For months after—as texts, emails, and coffee talks became regular—Amara shared stories of his new life back on the outside, and I got to know him better. He got a bike and would ride around Toronto on his days off work, relishing his freedom. His written correspondence had a lot of smiling emojis and exclamation points. But it was clear he had to work hard for that optimism as he also wraps himself in the guilt of lives ruined—not just his but those of his co-accused, friends, relatives, and especially his daughter. The more we talked, the harder it became not to want to write about him—to write the sequel. I knew he had a good story to tell, but I think it was something more than that.
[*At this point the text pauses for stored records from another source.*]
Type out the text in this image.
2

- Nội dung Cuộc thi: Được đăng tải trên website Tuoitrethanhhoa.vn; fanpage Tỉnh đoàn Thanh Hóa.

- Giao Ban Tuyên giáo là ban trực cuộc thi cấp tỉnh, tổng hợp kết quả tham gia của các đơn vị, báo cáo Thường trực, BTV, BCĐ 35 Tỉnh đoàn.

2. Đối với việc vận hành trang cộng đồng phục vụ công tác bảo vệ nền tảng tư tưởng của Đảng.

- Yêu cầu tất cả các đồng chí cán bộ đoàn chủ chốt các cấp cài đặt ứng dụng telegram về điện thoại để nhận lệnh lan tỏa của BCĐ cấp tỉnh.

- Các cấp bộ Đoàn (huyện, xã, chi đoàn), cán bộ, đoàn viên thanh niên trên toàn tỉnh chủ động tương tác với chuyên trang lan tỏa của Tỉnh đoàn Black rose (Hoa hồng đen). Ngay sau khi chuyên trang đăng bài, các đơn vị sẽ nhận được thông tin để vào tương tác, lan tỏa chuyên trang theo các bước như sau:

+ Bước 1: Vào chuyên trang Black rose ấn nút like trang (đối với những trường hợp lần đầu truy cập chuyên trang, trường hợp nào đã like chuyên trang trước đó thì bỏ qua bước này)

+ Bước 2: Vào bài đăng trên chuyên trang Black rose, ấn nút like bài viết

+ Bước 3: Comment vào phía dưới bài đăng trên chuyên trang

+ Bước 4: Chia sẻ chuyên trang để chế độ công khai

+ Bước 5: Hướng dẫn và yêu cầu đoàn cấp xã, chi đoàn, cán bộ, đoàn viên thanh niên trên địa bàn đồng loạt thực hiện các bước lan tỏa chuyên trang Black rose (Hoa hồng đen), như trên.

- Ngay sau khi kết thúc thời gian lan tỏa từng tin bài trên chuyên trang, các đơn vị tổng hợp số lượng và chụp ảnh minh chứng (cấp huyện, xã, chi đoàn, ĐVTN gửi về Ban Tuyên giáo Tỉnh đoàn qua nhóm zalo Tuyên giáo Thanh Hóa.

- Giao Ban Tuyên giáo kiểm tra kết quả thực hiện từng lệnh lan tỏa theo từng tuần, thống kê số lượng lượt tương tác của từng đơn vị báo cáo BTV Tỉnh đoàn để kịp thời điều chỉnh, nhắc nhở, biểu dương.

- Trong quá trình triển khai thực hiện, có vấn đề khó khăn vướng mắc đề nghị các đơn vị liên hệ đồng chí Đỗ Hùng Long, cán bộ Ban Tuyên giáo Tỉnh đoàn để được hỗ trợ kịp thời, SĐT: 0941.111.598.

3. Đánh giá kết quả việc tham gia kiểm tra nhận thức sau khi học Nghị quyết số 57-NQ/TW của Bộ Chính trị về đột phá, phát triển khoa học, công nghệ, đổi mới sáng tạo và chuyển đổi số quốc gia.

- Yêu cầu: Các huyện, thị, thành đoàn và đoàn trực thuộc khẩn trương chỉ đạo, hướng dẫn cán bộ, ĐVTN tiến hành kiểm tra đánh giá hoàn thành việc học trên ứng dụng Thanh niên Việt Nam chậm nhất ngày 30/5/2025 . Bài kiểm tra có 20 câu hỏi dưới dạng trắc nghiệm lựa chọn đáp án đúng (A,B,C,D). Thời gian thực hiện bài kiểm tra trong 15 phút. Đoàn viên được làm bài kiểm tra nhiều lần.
Because what Amara really seeks is something he cannot control: redemption. And if he was indeed “rehabilitated,” I wanted to help him get it.
When Amara pleaded guilty in 2010, he tearily addressed the court: “I spent days upon days trying to summon words appropriate, meaningful, and deep enough to express my regret and seek forgiveness for my actions,” he told Justice Bruce Durno. “I would like to promise you and my fellow Canadians that I will use my sentence to change myself from a man of destruction to a man of construction. I promise, no matter how long it takes.”
But Amara’s path toward repentance wasn’t straightforward. His first three years in pre-trial custody were spent in solitary confinement in Milton’s Maplehurst Correctional Facility and Toronto’s Don Jail, where, he says, he became only more extreme in his views—determined to avenge the Muslim lives lost in the conflicts that followed the 9/11 attacks.
“There was a moment when I actually wanted to write, almost like a manifesto, condemning the process, condemning the government, condemning the war in Afghanistan, condemning the US, like just using that as a platform,” he says. He had planned to read that statement in court. But when he tried to write, he struggled to explain himself—to justify what he had planned. “I just couldn’t write a coherent piece.” That was the first small crack.
Soon after, he was transferred into the general population at the Don Jail, where he had some challenging conversations. There was a Jewish inmate, and they debated Palestine. There was a former soldier who said he had fought in the war in Afghanistan and held some nuanced views. And there was a banker from Bay Street whose brothers worked in the Toronto Stock Exchange, which had been one of the group’s targets. The banker was “more of a potential victim than anybody else, and seeing him and interacting with him made me reconsider. If somebody shows me that I’m wrong, I am willing to accept it,” Amara later told the court at his sentencing.
But when I ask Amara if he had really altered his views, he pauses and then says, “You know when there’s issues of domestic violence and the husband or the boyfriend feels awful? And he says ‘I’m sorry’ but he hasn’t really dealt with the core issues. You just feel sorry in that moment. Right?” In other words, to use therapy speak, Amara had not yet “done the work.”
That would come, he says, after he was given a life sentence and transferred to Quebec’s Special Handling Unit, or the SHU. The SHU, in Sainte-Anne-des-Plaines, is Canada’s most restrictive detention centre and is often referred to as the “last resort” for inmates who pose a risk so high that they cannot be managed in a regular maximum-security institution.
No one wakes up a terrorist. There are many factors and stages that can last years before police are involved.
Amara was devastated to be transferred to a place he described as a “den of lions,” home to inmates who had committed violence not just on the outside but while incarcerated as well. “You have to remember that, except for the terrorism cases, everybody is there because they are, in prison lingo, ‘established,’” Amara says. “You reach the end of the day and you’re just so relieved. Ten thirty is when everything is locked up and shuts down. All you can think is, ‘I made it,’ but then you remember, ‘I have to do it again tomorrow.’”
Amara was told he was there to be assessed. He ended up staying for six years. As the months dragged on—and without any type of therapy or rehabilitation—he relapsed.